# Boy’s blue spaceliner?



## justflyinlow (Mar 25, 2021)

Hello, new to CABE and collecting bicycles. I cannot find anywhere that they made a blue boy’s/men’s spaceliner bicycle. I came across this one for sale locally. Does anyone know if there was a blue boy’s model? Any information is greatly appreciated!

Thanks


----------



## Superman1984 (Mar 26, 2021)

justflyinlow said:


> Hello, new to CABE and collecting bicycles. I cannot find anywhere that they made a blue boy’s/men’s spaceliner bicycle. I came across this one for sale locally. Does anyone know if there was a blue boy’s model? Any information is greatly appreciated!
> 
> Thanks
> 
> ...



Could be a repaint. I always thought they were Red from every 1 I have seen in person or online. I have seen the fork tips in a teal blue/green color but not tanks & racks. Maybe the gurus will confirm or correct me.


----------



## ian (Mar 26, 2021)

All the boys models I've seen have been red. The girls models that I've  seen were aqua/bluegreen.


----------



## Wheeler (Mar 26, 2021)

It looks like a pretty nice bike overall that someone has given some kind of attention to.
They are a great riding middleweight bike and here are points consider.
This one has been repainted as per lack of stencils on rack, crank cover bad red...
It is obviously missing light shroud(which is a hunt), paint absent on fork tips asks how the frame was cleaned up and condition of clear coat.
 Also assure correct fork rocker hardware.
Wheels appear to possibly have been respoked in a different pattern, so hubs likely rebuilt too.
Wrong seat, no biggy.
The chrome actually looks pretty great, it’s a super cool 55 year old frame with the near mythical fork and it’s 95% there.
They don’t make these anymore and it’s local!


----------



## BOB LOBLAW (Mar 26, 2021)

I've been meaning to ask, Does that style of fork work well or just wobble and twist?   TIA


----------



## ian (Mar 26, 2021)

I had one on my ride for a while, but didn't notice any twist, and the rocker action didn't seem to travel much either. 
They look way cool though!


----------



## Superman1984 (Mar 26, 2021)

ian said:


> I had one on my ride for a while, but didn't notice any twist, and the rocker action didn't seem to travel much either.
> They look way cool though!



They do indeed look pretty cool. I bought a beehive Higgins for that reason. I haven't had it out for a ride yet but I heard the heavier guys saying they're mushy or compress with just sitting on them. I am 160 lbs & kinda got that feeling with the beehive but I figured I could add some sort of stiffer spring to the center. Imagine most Original springers are this way? Thanks for the info as a rat trap is something I want eventually too


----------



## ian (Mar 26, 2021)

I have one if you're interested.


----------



## Superman1984 (Mar 26, 2021)

ian said:


> I have one if you're interested.



Of course. I always like to know who's holding what & prices. If you want or feel like it; shoot me a pm with pics & price.


----------



## justflyinlow (Mar 27, 2021)

Thank you everyone! Much appreciated!


----------



## Spiceliner (Nov 29, 2021)

Superman1984 said:


> Could be a repaint. I always thought they were Red from every 1 I have seen in person or online. I have seen the fork tips in a teal blue/green color but not tanks & racks. Maybe the gurus will confirm or correct me.
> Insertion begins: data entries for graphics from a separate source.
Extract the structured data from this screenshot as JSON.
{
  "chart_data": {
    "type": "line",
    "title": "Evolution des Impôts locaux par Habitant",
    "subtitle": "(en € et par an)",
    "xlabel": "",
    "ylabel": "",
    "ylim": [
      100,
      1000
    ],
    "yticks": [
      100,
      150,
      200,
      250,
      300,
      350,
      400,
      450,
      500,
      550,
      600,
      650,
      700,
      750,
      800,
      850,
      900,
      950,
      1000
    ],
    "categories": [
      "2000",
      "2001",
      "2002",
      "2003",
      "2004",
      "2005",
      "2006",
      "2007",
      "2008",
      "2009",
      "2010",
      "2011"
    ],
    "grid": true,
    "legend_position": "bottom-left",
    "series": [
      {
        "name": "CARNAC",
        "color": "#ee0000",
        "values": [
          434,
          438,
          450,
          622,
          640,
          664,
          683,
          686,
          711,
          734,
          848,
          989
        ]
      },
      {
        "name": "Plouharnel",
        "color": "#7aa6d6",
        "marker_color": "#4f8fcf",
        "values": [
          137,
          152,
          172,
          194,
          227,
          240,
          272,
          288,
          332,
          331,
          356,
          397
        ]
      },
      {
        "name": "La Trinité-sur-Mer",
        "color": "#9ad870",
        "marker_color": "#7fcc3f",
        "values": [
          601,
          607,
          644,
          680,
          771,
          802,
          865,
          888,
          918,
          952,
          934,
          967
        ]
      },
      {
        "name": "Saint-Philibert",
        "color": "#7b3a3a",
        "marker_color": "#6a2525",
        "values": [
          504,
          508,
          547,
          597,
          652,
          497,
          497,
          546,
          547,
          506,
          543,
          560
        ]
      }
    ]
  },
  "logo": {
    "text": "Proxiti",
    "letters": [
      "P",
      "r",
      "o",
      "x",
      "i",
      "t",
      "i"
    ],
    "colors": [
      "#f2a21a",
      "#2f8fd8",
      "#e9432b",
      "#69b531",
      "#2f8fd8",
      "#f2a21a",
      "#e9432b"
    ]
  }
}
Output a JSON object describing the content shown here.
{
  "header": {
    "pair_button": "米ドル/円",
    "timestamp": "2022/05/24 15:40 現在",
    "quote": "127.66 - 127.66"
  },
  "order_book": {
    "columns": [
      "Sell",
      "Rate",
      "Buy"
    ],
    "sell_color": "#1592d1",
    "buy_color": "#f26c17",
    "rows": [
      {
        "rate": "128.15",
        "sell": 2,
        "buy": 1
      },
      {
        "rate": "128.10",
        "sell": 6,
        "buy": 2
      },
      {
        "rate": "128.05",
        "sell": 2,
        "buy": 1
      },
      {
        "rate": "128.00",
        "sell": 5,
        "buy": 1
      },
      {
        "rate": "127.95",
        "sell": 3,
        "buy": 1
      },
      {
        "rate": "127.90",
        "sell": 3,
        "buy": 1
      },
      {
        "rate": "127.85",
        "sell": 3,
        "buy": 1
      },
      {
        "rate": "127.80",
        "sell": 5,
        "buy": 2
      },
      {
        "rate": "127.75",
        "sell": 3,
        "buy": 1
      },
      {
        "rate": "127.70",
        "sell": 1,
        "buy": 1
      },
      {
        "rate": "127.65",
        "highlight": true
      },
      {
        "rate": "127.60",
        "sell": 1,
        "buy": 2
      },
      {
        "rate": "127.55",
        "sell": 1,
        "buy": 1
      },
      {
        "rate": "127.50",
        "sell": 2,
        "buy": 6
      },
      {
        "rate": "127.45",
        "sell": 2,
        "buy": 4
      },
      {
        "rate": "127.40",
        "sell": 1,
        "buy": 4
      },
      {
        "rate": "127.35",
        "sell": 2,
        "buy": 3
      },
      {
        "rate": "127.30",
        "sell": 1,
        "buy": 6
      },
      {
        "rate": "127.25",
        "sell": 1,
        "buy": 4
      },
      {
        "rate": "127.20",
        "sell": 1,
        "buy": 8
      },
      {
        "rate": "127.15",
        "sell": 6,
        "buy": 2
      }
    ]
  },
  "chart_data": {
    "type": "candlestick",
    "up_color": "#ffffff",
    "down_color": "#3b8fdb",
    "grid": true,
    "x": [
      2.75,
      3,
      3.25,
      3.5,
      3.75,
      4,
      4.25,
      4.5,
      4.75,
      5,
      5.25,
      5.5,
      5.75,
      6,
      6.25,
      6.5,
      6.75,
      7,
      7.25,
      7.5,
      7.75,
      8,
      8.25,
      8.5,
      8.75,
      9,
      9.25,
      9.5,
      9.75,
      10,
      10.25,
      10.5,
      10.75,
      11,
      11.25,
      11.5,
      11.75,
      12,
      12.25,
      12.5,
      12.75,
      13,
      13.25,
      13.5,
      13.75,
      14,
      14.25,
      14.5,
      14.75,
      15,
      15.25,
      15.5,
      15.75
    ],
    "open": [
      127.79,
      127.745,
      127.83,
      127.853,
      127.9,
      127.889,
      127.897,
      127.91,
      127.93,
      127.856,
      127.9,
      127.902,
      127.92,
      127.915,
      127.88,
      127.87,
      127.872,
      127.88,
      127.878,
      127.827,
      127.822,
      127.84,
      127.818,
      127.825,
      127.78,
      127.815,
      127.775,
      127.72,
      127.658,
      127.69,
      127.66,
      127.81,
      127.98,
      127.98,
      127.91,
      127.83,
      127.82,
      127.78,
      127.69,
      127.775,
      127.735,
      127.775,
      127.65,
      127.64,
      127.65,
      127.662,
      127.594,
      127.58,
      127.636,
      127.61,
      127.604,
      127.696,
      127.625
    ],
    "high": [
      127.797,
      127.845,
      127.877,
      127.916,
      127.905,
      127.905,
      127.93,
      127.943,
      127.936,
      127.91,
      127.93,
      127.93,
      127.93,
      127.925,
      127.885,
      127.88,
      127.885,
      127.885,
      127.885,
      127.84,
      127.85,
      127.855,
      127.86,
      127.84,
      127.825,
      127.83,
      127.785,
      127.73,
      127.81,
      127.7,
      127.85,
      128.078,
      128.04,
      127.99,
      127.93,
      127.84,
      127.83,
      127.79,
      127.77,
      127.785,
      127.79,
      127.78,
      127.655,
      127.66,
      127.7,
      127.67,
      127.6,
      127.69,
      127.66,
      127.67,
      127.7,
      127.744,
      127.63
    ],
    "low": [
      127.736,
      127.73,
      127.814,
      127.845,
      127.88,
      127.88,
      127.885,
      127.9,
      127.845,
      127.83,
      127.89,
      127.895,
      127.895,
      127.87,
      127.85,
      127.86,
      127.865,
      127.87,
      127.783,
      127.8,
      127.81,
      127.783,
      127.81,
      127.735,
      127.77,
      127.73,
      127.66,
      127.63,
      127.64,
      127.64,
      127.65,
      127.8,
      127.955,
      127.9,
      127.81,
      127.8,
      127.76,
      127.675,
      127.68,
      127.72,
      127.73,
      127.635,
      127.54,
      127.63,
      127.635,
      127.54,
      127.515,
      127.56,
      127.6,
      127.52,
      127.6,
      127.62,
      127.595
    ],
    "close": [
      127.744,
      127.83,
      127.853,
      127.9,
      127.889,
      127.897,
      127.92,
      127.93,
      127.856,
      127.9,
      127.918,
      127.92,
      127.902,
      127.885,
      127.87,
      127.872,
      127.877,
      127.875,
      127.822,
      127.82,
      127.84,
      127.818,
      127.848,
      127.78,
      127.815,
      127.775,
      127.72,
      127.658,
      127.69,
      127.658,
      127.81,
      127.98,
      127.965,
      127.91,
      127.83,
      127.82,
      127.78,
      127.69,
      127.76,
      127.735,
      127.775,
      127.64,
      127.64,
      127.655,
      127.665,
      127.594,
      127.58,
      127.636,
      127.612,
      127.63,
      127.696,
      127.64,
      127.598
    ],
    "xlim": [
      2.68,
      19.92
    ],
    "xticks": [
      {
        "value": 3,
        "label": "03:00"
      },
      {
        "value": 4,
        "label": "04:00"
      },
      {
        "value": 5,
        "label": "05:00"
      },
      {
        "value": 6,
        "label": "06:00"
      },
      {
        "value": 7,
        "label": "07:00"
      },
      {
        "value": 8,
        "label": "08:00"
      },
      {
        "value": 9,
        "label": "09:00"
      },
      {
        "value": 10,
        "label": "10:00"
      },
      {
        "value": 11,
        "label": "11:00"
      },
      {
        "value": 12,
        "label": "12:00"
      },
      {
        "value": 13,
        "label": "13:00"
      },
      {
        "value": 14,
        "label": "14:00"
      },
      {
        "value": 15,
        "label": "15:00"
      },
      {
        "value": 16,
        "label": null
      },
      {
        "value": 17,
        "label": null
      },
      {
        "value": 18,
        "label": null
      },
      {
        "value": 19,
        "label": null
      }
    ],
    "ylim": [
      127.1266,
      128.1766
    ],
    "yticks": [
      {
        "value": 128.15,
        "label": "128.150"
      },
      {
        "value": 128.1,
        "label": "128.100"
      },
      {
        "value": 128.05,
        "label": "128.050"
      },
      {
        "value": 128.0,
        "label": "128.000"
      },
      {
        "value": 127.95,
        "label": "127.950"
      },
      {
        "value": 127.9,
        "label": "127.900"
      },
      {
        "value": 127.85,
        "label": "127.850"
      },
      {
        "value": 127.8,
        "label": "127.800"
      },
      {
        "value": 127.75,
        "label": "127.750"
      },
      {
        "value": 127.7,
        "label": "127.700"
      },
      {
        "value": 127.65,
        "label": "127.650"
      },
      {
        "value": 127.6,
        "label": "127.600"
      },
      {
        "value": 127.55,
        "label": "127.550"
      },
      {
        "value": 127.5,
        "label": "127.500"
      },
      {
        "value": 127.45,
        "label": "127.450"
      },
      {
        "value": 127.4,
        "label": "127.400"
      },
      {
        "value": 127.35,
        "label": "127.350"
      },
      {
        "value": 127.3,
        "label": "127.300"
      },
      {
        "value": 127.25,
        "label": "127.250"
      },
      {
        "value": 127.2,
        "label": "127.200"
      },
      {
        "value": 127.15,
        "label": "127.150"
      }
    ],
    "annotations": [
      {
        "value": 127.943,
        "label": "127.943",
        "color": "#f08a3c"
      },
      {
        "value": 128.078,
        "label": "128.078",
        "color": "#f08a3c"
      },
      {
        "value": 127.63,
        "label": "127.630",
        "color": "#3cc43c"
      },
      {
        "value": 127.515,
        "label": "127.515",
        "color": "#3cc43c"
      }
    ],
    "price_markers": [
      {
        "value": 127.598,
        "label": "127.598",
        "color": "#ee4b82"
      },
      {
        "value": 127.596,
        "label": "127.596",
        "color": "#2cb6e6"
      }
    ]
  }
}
Teal was used for girls bikes.


----------



## Rivnut (Nov 30, 2021)

Did I count correctly? Are those 28 spoke wheels rather than 36?


----------



## Rivnut (Nov 30, 2021)

Superman1984 said:


> They do indeed look pretty cool. I bought a beehive Higgins for that reason. I haven't had it out for a ride yet but I heard the heavier guys saying they're mushy or compress with just sitting on them. I am 160 lbs & kinda got that feeling with the beehive but I figured I could add some sort of stiffer spring to the center. Imagine most Original springers are this way? Thanks for the info as a rat trap is something I want eventually too



I know the feeling. I have 1952 Schwinn with a springer fork. I weigh 210 and have to use a Whizzer spring on mine to keep from collapsing it while just sitting on it.


----------